Communicating Love and Respect in Marriage

by Dr. Emerson Eggerichs, Love and Respect

The heart of the wise instructs his mouth and adds persuasiveness to his lips. — Proverbs 16:23

God’s way of communicating in marriage is to talk with words of unconditional love and respect.

“If,” comments a wife, “I’m in the middle of a conversation with my husband that has the potential to become heated and a negative thought about my husband enters my mind, I remember the simple advice in Love and Respectthat when I communicate with my husband, I need respectful words, a respectful tone of voice, and a respectful countenance. I also remember the simple advice that I need to think respectful thoughts about my husband because he is created in the image of God, and God commands me to respect him.”

The heart of the wise instructs his mouth and adds persuasiveness to his lips. — Proverbs 16:23

I also teach “my response is my responsibility.” When my spouse and I get on the Crazy Cycle, my unloving words are my responsibility. My wife, Sarah, doesn’t cause my unloving words, and I must always ask myself before I speak, “Is that which I am about to say going to sound loving or unloving to Sarah?”

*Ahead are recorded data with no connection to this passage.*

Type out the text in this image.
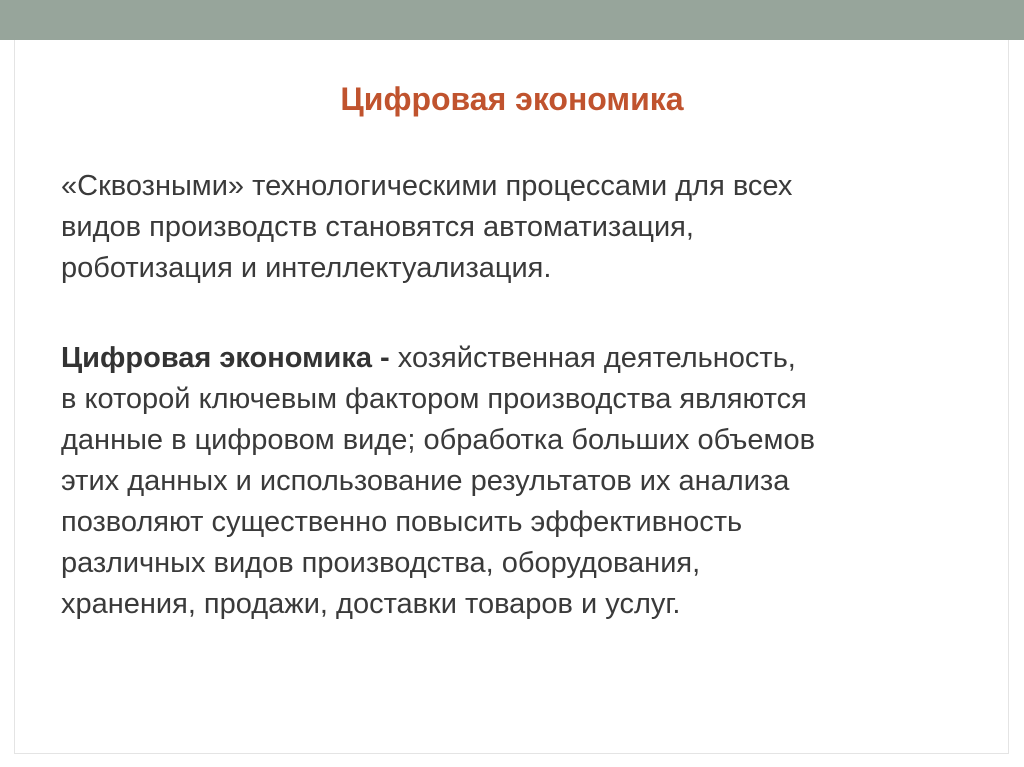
Цифровая экономика
«Сквозными» технологическими процессами для всех
видов производств становятся автоматизация,
роботизация и интеллектуализация.
Цифровая экономика - хозяйственная деятельность,
в которой ключевым фактором производства являются
данные в цифровом виде; обработка больших объемов
этих данных и использование результатов их анализа
позволяют существенно повысить эффективность
различных видов производства, оборудования,
хранения, продажи, доставки товаров и услуг.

A husband comments, “Our relationship changed from frequent nagging and fighting when I realized that my response is my responsibility. I find myself constantly going back to that [truth] in every situation that gets heated. Our relationship has gradually gotten better and better as I try to speak lovingly.”

It would be easy enough to deduce that communication is the key to marriage, but I don’t agree.

To say that communication is the key to marriage is to assume that both spouses speak the same language.

After more than three decades of pastoring, counseling married couples, and conducting marriage conferences, I have learned that, in fact, the wife speaks a “love language” and the husband speaks a “respect language.” They don’t realize this, of course, but because he is speaking one kind of language (respect) and she is speaking another (love), there is little or no understanding and little or no communication.

Your words are a very good indication of what is going on in your heart — and your spouse knows it.

Just about every couple knows what it is like to get into a conflict that escalates into a full-blown argument and they are not sure why it happened. Spouses tend to write off these kinds of arguments, saying, “If only she weren’t so sensitive” or “If only he weren’t so touchy.” But those aren’t the real issues at all.

Conflict inevitably happens when spouses focus on their own needs and overlook the needs of the other. That’s when the issues arise. The wife needs love; she is not trying to be disrespectful. The husband needs respect; he is not trying to be unloving. And once the Love and Respect couple grasps a basic principle — that the apparent issue is not the real issue at all — they are on their way to cracking the communication code.

Conflict is inevitable; it is simply part of living together.

The key to keeping conflict from escalating is to choose to practice love or respect. When a husband speaks with a loving tone during a conflict, which may range from a mild argument to a more serious disagreement, his wife will feel one with him. And when a wife softens her facial expressions and comes across more respectfully during those times of friction, the husband will feel one with her.

Will the disagreement be solved? Perhaps, but more than likely it will still be there. Yet husband and wife can feel oneness because nobody has to win and nobody has to lose.

Oneness is, and it is gained when the wife feels loved by her husband and the husband feels respected by his wife. They bond with each other; two, indeed, become one.